Todavia, como a nossa inteligência vive nas brechas de um reino misterioso, seja o "inconsciente" ou a "incerteza", uma máquina não conseguirá apreender, por um único instante, uma solução prática que sintetize os três grandes princípios que ainda estruturam a nossa realidade: o bom, o belo e o verdadeiro.

Por incrível que pareça, a bomba atômica, precisamente por causa de sua força destruidora, é a súmula desses paradigmas. Quem percebeu isso foi Niels Bohr, responsável por influenciar Oppenheimer na estratégia para amortecer a rivalidade militar entre os EUA e a União Soviética durante a Guerra Fria.

O físico dinamarquês anteviu, ao apelar para a "ciência pura", que a bomba seria simultaneamente uma maldição e uma bênção. Uma maldição porque, se usada, aniquilaria a raça humana; e uma bênção porque, sendo tamanho seu poder de destruição, desencorajaria todas as guerras.

Os conflitos armados, infelizmente, permanecem, de uma maneira mais contida.
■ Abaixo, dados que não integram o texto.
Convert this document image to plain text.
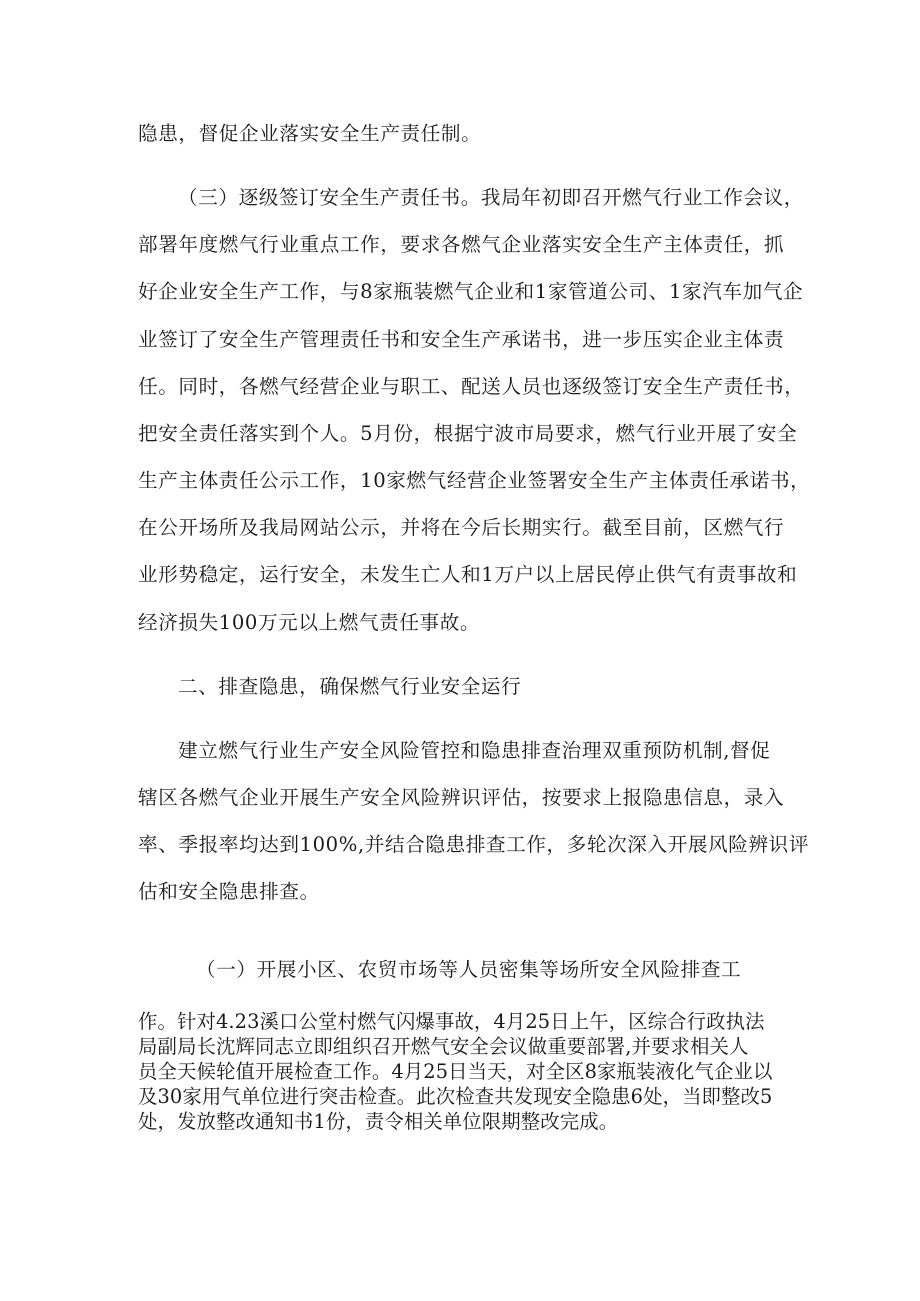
隐患，督促企业落实安全生产责任制。
（三）逐级签订安全生产责任书。我局年初即召开燃气行业工作会议，
部署年度燃气行业重点工作，要求各燃气企业落实安全生产主体责任，抓
好企业安全生产工作，与8家瓶装燃气企业和1家管道公司、1家汽车加气企
业签订了安全生产管理责任书和安全生产承诺书，进一步压实企业主体责
任。同时，各燃气经营企业与职工、配送人员也逐级签订安全生产责任书，
把安全责任落实到个人。5月份，根据宁波市局要求，燃气行业开展了安全
生产主体责任公示工作，10家燃气经营企业签署安全生产主体责任承诺书，
在公开场所及我局网站公示，并将在今后长期实行。截至目前，区燃气行
业形势稳定，运行安全，未发生亡人和1万户以上居民停止供气有责事故和
经济损失100万元以上燃气责任事故。
二、排查隐患，确保燃气行业安全运行
建立燃气行业生产安全风险管控和隐患排查治理双重预防机制,督促
辖区各燃气企业开展生产安全风险辨识评估，按要求上报隐患信息，录入
率、季报率均达到100%,并结合隐患排查工作，多轮次深入开展风险辨识评
估和安全隐患排查。
（一）开展小区、农贸市场等人员密集等场所安全风险排查工
作。针对4.23溪口公堂村燃气闪爆事故，4月25日上午，区综合行政执法
局副局长沈辉同志立即组织召开燃气安全会议做重要部署,并要求相关人
员全天候轮值开展检查工作。4月25日当天，对全区8家瓶装液化气企业以
及30家用气单位进行突击检查。此次检查共发现安全隐患6处，当即整改5
处，发放整改通知书1份，责令相关单位限期整改完成。
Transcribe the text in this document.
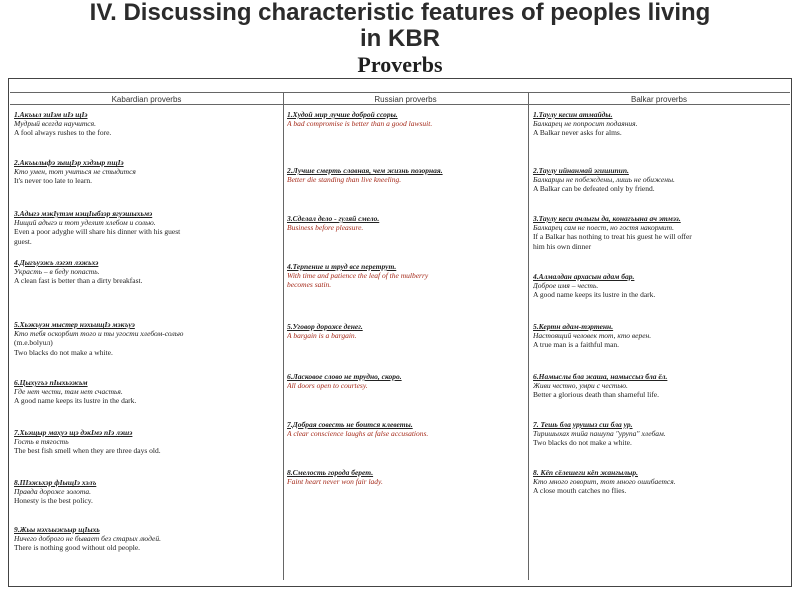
IV. Discussing characteristic features of peoples living
in KBR
Proverbs
Kabardian proverbs	Russian proverbs	Balkar proverbs
1.Акъыл зиIэм иIэ щIэ
Мудрый всегда научится.
A fool always rushes to the fore.
2.Акъылыфэ зыщIэр хэдзыр пщIэ
Кто умен, тот учиться не стыдится
It's never too late to learn.
3.Адыгэ мэкIутэм нэщIыбзэр ягуэшыхьмэ
Нищий адыгэ и тот уделит хлебом и солью.
Even a poor adyghe will share his dinner with his guest
guest.
4.Дыгъуэжь лэгэп лэжьхэ
Украсть – в беду попасть.
A clean fast is better than a dirty breakfast.
5.Хьэкъуэн мыстер нэхьищIэ мэкъуэ
Кто тебя оскорбит того и ты угости хлебом-солью
(m.e.bolyuл)
Two blacks do not make a white.
6.Цыхугъэ пIыхьэжьм
Где нет чести, там нет счастья.
A good name keeps its lustre in the dark.
7.Хьэщыр махуэ щэ дэкIмэ пIэ лэшэ
Гость в тягость
The best fish smell when they are three days old.
8.ПIэжьхэр фIыщIэ хэлъ
Правда дороже золота.
Honesty is the best policy.
9.Жьы нэхъыжьыр щIыхь
Ничего доброго не бывает без старых людей.
There is nothing good without old people.
1.Худой мир лучше доброй ссоры.
A bad compromise is better than a good lawsuit.
2.Лучше смерть славная, чем жизнь позорная.
Better die standing than live kneeling.
3.Сделал дело - гуляй смело.
Business before pleasure.
4.Терпение и труд все перетрут.
With time and patience the leaf of the mulberry
becomes satin.
5.Уговор дороже денег.
A bargain is a bargain.
6.Ласковое слово не трудно, скоро.
All doors open to courtesy.
7.Добрая совесть не боится клеветы.
A clear conscience laughs at false accusations.
8.Смелость города берет.
Faint heart never won fair lady.
1.Таулу кесин атмайды.
Балкарец не попросит подаяния.
A Balkar never asks for alms.
2.Таулу ийнанмай эгишипип.
Балкарцы не побеждены, лишь не обижены.
A Balkar can be defeated only by friend.
3.Таулу кеси ачлыгы да, конагъына ач этмэз.
Балкарец сам не поест, но гостя накормит.
If a Balkar has nothing to treat his guest he will offer
him his own dinner
4.Алмалдан архасын адам бар.
Доброе имя – честь.
A good name keeps its lustre in the dark.
5.Кертн адам-тэртенн.
Настоящий человек тот, кто верен.
A true man is a faithful man.
6.Намыслы бла жаша, намыссыз бла ёл.
Живи честно, умри с честью.
Better a glorious death than shameful life.
7. Тешь бла урушыз сш бла ур.
Тиришыхах тийа пашупа "урупа" хлебам.
Two blacks do not make a white.
8. Кёп сёлешеги кёп жангылыр.
Кто много говорит, тот много ошибается.
A close mouth catches no flies.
Enquanto isso, Oppenheimer, apesar de nunca ter demonstrado remorso, ainda assim assumiu a responsabilidade pelas consequências de seu trabalho.

Inspirado pela "comunidade de estudiosos" de Polanyi, defendeu a transparência ao compartilhar o conhecimento sobre a fissão nuclear, tendo como principal meta diminuir a "reação em cadeia" na política internacional.

Ora, isso é o exato oposto do que nossos cientistas e intelectuais querem fazer com a IA —e eis aqui a mentira ao usarem "o momento Oppenheimer". Segundo essa tirania dos especialistas, é melhor suspender tudo, somente para manter o avanço tecnológico em segredo e deixar a sociedade civil no escuro.

No entanto, assim como ocorreu com a bomba atômica na década de 1940, não há mais mistérios sobre a IA. Querer insistir nisso é apenas praticar uma outra consequência indesejada e letal —a de que, como nos lembra Chaucer, "o que nos for proibido é o que desejaremos".

Um verdadeiro cientista como Oppenheimer sabia, apesar de todas as suas contradições, do perigo que era o controle do apocalipse pelo Estado, com as armas nucleares nas mãos dos políticos. Já os que desejam dominar a IA querem desviar este novo tipo de conhecimento apenas para si mesmos e abandonar o mundo ao deus-dará.

Deixem o gênio fora da lâmpada —e as pessoas ficarão saturadas dessas máquinas que não passam de "macacos de Deus".

Pouco a pouco, esse cansaço dará lugar ao retorno da excelência, a mesma que motivou Oppenheimer em Los Alamos a revelar a "reação em cadeia" que ainda nos domina e a qual, segundo escreveu John Donne no poema que consagrou o lugar onde tudo começou, "nos corta, queima, quebra e renova sem perdão".